Bangladesh Bank is working to devise a strategy for prevention of possible misuse of the government-announced 2 per cent incentives against inward remittance of the wage earners.
Announcement by the finance minister AHM Mustafa Kamal in the budget for the fiscal year of 2019-20 to provide incentives against the wage earners’ remittance has prompted the central bank to address the scope for possible misuse.
To this end, the central bank has already held a meeting with the senior executives of the country’s banks, BB officials said.
Asked about the progress in implementing the budgetary announcement and possible bottlenecks, BB executive director Md Serajul Islam told New Age that they were working in this regard before making a final proposal to the finance ministry.
As per the latest data, remittance inflow hit record $16.4 billion in the immediate past fiscal year (2018-2019).
Considering the total remittance receipt in FY19, the government will have to spend around Tk 2,755.2 crore in each year for giving incentives against remittance.
Although there is no doubt that the government as well as the central bank has no objection in awarding remittance senders with cash incentives considering their contribution to the country’s economy, the possible misuse has become a major concern, senior executives of the central bank told New Age.
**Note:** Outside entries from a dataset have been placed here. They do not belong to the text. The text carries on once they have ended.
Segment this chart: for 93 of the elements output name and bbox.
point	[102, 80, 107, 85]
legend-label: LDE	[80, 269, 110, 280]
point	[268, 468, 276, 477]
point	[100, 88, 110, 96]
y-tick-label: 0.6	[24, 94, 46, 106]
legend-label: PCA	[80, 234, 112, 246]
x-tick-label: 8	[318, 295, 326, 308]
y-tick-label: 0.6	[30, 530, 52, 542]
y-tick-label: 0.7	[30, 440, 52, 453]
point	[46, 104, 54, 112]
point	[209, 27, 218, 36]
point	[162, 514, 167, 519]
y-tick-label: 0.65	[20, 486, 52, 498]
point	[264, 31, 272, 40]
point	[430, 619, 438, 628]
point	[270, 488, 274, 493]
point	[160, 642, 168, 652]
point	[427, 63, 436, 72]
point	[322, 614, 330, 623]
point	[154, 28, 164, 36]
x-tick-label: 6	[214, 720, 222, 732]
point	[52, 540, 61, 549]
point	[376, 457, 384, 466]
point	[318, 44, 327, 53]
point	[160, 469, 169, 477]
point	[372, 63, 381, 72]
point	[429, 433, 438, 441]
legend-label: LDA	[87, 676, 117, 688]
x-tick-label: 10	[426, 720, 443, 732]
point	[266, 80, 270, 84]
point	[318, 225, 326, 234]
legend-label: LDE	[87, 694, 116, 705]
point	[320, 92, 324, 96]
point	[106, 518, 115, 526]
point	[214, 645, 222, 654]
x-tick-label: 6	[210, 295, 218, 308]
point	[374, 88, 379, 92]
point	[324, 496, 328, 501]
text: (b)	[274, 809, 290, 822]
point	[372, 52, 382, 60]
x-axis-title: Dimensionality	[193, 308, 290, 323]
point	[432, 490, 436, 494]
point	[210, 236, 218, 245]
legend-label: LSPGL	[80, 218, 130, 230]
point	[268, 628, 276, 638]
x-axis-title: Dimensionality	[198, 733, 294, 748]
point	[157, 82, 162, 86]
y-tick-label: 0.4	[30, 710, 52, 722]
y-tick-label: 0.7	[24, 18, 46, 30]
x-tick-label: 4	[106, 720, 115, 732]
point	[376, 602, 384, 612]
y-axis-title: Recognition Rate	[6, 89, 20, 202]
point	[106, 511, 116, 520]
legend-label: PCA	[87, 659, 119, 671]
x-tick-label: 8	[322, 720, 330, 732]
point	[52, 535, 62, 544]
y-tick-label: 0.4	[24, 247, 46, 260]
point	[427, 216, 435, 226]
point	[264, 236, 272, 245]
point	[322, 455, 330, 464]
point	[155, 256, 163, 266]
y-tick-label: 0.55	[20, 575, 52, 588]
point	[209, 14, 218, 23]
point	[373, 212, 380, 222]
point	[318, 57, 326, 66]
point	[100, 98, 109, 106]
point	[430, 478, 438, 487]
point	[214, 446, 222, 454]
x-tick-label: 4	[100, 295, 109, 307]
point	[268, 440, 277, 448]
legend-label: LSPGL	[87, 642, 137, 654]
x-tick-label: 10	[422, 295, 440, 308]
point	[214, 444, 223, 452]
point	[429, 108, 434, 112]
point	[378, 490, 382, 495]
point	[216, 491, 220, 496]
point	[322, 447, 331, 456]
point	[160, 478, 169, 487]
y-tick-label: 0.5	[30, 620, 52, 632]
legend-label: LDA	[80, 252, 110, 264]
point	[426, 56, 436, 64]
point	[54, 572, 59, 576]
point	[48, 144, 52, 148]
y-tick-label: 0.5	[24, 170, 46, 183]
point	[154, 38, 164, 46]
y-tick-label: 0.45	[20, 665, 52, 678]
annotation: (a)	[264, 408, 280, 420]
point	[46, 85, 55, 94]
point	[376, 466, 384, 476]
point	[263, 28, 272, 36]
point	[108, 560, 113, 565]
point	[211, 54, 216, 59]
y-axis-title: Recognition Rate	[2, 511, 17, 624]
There is only single instance in the world, Pakistan, of giving incentives against wage earners’ remittance, but it has witnessed misuse of the scope, the BB officials said.
The exporters, who do not enjoy any government incentives against exports, might misuse the scope.
Besides the exporters, the exchange houses could also take advantage of the facility as money including illegal money might come in circulation if the incentives are introduced without adequate monitoring.
But tight monitoring or scrutiny over the inward remittance might put adverse impact on the earnings as many of the expatriates do not have sufficient knowledge to comply with the requirements.
Besides anticipation of misuse, bankers at a recent meeting with the central bank demanded that the government pay the incentive money to them in advance; otherwise it would create additional cost of fund for them.
Implementation of the goal number 10.c of the sustainable development goals has prompted the government to give the incentives.
Under the goal number 10.c of SDG, the government has mandate to bring down the cost of remittance sending to below 3 per cent on average and to ensure less than 5 per cent cost of sending money from any destination within 2030.
At present, Bangladeshi expatriates have to spend 4.23 per cent on average of total fund from sending money to Bangladesh.
BB executive director Mohammad Humayun Kabir told New Age that they were working to implement the government decision.